Il meccanismo salvifico della revisione prezzi

Per placare la rabbia di imprenditori strozzati dalle materie prime volatili e contemporaneamente mettere in sicurezza quel che resta delle nostre strade, Palazzo Marino si affida alla nuova bacchetta magica: gli indici Istat di revisione prezzi. Ovvero, un sistema elegante che tiene conto delle ‘Tipologie Omogenee di Lavorazione’ (Tol) – termini che suonano complicati ma si traducono in un meccanismo che scatta se il costo dell’opera si impenna oltre il 3% del preventivo. Insomma, se la musica cambia più di tanto, si aggiusta il conto.

Milano, capofila nell’arte di tamponare il caro-materiali

Ma non è un’iniziativa nata dal nulla. Questa “svolta” è stata benedetta da un solenne decreto del Ministero delle Infrastrutture e dei Trasporti datato 30 marzo 2026, entrato in vigore dal 28 aprile. Un documento fondamentale, che finalmente dà una base ufficiale per quantificare il rincaro dei materiali nelle gare d’appalto, dando così una copertura legale a una faccenda che rischiava di diventare un’eterna giostra di rimbalzini e discussioni.
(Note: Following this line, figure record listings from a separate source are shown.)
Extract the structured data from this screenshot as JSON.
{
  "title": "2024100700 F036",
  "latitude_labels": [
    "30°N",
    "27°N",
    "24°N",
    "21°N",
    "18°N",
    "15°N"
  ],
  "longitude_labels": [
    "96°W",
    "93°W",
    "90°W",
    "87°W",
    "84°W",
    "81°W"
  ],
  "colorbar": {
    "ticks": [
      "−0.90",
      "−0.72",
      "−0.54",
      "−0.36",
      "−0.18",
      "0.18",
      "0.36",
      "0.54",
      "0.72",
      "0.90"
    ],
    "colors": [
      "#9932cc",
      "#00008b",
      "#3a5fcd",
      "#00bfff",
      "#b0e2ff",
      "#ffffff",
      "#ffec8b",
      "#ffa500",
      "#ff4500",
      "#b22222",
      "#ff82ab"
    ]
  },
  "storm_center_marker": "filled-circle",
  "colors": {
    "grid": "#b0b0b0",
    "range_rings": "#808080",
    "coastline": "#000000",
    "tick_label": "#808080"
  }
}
Il Comune di Milano, non contento di limitarsi a eseguire le direttive, ha scelto di applicare queste norme praticamente subito. Un bel colpo di reni che lo proietta come uno dei primi enti italiani a intervenire con decisione per tamponare quella che, in fondo, è una delle emergenze “nascoste” del nostro tempo: il caro-materiali che fa ballare i conti pubblici, e pure le pazienze.